With Bertha Stuck in the Mud, Officials Question Contractor Conduct

Though Seattle's giant tunneling machine remains stuck 60 feet under South Main Street, muck is starting to be flung above the surface. An email from Washington's Transportation Secretary reveals concerns over the conduct of the machine's operators.

As the mystery behind what's blocking Seattle's tunnel-boring behemoth remains unsolved more than 6 weeks after digging was halted in the area beneath Pioneer Square, questions are being raised about contractor Seattle Tunnel Partners' (STP) operations in the months prior to the work stoppage. "State Transportation Secretary Lynn Peterson says the agency 'has had concerns' about how contractors have been operating tunnel-boring machine Bertha since July 30, when drilling began," reports Mike Lindblom. 

In an email sent last week to state lawmakers, Peterson remarked that:

WSDOT has had concerns about the machine’s operations and critical systems since its launch on July 30, 2013. We have discussed these concerns with STP frequently over the past five months and this week sent a formal letter stating our concerns and asking STP how they will address them prior to tunneling under the viaduct and downtown.
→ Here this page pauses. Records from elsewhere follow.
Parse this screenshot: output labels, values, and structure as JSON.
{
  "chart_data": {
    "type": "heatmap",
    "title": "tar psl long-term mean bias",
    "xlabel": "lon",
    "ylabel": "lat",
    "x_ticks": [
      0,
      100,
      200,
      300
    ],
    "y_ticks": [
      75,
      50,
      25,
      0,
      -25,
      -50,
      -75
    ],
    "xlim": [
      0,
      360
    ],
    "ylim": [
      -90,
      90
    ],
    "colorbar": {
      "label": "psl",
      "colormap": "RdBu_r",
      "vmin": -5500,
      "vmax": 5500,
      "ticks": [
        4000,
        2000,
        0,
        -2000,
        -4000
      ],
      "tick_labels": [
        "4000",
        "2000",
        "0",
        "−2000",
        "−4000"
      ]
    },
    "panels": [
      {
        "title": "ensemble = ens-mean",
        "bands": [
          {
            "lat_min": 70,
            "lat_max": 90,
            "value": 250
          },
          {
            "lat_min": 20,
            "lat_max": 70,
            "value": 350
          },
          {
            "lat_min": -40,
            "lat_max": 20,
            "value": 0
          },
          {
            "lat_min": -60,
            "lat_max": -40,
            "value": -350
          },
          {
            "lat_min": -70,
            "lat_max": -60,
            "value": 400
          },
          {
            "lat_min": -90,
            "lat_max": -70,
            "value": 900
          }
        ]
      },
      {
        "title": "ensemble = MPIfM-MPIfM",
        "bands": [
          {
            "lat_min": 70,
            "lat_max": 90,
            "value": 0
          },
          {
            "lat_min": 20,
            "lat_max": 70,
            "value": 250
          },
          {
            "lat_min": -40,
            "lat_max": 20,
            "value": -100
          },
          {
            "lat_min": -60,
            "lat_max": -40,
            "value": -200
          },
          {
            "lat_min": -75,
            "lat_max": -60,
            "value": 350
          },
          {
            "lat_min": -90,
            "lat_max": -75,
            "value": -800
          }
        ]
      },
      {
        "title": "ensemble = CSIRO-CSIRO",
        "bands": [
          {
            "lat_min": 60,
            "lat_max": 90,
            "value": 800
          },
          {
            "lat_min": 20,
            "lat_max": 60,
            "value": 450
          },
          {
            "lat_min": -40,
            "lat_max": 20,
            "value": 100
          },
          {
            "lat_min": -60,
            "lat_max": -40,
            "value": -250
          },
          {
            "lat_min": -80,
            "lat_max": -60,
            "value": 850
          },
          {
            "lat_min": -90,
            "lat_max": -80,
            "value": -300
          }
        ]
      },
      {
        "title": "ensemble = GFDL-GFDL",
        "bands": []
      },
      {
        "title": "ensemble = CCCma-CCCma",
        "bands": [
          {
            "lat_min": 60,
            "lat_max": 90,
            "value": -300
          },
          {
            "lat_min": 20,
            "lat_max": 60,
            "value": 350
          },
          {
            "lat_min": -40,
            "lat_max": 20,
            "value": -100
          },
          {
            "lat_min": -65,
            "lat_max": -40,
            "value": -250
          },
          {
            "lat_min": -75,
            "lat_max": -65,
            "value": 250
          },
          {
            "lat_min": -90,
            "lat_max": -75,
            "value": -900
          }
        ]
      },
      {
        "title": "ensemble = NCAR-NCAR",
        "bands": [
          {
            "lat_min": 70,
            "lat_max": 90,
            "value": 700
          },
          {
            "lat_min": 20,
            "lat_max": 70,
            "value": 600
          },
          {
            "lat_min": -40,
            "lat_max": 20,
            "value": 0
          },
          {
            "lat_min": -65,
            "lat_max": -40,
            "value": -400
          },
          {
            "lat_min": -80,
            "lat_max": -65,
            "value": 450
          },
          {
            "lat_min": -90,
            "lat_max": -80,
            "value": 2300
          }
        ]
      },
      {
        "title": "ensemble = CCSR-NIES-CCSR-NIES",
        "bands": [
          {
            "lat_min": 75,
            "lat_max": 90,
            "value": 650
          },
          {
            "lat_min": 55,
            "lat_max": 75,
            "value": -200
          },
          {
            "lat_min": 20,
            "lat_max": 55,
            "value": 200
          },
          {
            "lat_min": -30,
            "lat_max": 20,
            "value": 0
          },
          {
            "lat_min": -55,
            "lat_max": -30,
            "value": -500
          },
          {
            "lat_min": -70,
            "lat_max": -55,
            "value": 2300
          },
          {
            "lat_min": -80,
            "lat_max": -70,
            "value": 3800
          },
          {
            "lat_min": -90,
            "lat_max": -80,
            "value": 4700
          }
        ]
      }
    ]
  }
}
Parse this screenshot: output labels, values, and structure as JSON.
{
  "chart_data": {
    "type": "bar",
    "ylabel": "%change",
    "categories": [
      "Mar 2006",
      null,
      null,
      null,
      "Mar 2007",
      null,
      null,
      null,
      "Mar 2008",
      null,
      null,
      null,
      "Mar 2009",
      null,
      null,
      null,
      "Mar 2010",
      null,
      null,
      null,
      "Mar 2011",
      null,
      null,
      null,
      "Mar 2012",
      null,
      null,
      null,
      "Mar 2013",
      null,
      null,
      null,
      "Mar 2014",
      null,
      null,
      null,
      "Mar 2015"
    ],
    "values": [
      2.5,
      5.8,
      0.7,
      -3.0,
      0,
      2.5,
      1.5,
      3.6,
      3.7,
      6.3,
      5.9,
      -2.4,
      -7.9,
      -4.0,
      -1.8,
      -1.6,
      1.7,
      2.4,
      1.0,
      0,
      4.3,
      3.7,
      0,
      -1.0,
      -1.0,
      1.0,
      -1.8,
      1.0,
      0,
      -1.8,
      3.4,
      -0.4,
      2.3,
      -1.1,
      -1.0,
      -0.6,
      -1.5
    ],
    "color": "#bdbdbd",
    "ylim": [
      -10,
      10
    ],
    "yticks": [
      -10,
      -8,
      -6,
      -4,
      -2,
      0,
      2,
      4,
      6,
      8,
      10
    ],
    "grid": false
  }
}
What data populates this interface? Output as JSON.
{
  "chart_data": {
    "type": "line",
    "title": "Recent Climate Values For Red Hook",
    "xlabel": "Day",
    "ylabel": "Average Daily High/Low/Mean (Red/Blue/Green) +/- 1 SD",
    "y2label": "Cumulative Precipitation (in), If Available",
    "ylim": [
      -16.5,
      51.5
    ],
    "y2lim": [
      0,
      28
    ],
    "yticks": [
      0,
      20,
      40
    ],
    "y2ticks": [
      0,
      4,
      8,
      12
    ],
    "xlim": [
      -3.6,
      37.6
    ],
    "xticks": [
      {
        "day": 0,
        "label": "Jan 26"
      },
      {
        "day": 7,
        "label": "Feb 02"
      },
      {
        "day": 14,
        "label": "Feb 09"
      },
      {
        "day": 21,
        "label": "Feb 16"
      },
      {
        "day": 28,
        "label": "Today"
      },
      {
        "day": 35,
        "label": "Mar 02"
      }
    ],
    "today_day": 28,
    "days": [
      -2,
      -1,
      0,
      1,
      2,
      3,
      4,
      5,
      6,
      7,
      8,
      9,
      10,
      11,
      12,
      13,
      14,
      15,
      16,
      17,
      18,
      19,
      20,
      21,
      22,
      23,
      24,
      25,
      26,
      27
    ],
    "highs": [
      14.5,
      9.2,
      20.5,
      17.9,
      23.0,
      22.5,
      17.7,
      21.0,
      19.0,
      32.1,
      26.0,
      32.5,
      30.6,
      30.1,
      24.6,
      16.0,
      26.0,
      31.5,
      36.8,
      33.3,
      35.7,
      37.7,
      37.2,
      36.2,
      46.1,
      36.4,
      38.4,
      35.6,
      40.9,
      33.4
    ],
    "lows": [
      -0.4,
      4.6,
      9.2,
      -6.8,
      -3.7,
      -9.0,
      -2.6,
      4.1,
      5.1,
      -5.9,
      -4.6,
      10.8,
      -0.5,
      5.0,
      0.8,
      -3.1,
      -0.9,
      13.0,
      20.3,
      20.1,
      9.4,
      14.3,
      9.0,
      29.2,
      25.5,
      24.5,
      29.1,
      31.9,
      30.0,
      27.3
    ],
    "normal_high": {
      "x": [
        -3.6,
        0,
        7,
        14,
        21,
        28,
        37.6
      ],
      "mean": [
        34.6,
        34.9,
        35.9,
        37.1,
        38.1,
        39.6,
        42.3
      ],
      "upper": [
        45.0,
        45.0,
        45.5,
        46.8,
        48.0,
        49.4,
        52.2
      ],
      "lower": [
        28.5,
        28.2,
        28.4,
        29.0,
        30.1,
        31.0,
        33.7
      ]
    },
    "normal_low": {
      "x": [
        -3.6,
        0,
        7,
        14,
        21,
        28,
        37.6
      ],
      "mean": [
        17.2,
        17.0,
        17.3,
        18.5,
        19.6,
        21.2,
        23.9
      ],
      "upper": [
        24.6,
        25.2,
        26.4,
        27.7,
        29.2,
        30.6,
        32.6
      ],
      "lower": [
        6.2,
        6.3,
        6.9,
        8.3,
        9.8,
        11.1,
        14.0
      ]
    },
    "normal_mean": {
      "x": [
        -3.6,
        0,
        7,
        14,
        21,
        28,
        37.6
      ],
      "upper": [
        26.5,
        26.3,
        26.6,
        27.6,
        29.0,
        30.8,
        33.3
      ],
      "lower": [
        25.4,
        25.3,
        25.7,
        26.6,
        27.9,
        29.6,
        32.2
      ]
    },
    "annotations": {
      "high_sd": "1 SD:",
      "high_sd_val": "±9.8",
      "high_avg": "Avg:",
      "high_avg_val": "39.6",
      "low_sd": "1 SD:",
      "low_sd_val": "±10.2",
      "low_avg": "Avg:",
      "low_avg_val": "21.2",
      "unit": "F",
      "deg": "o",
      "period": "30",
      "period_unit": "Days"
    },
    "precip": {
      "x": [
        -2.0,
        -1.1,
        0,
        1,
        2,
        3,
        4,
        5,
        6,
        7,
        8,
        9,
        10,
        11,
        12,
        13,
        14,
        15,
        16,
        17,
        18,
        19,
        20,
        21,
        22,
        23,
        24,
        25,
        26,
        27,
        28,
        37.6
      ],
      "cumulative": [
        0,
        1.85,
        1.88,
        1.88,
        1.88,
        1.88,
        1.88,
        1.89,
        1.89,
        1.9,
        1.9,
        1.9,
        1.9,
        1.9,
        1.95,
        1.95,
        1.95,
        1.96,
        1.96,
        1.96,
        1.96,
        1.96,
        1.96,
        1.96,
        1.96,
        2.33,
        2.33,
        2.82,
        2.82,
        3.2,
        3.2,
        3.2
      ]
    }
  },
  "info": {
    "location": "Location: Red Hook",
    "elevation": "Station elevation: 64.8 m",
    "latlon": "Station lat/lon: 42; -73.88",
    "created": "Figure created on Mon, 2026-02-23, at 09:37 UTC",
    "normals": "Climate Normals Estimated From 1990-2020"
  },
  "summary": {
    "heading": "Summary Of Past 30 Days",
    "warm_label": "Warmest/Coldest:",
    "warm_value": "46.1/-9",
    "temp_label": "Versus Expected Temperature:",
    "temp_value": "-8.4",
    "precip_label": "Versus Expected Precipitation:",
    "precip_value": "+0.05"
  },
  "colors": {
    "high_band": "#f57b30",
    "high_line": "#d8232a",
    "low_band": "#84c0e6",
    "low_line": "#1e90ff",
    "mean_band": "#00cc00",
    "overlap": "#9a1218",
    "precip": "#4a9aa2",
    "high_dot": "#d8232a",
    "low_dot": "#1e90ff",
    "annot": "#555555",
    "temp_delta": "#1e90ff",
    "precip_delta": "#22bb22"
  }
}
We are providing you [elected officials] with this information in lieu of a copy of the letter because it could be the subject of a potential future litigation between WSDOT and the contractor.

"Chris Dixon, project director for STP, didn’t comment Wednesday on Peterson’s message," notes Lindblom. "But earlier Wednesday, he said the contractors think something in the soil, as opposed to mechanical trouble, is to blame for the stall." Reports earlier this month suggested that an eight-inch metal pipe was responsible for the stoppage.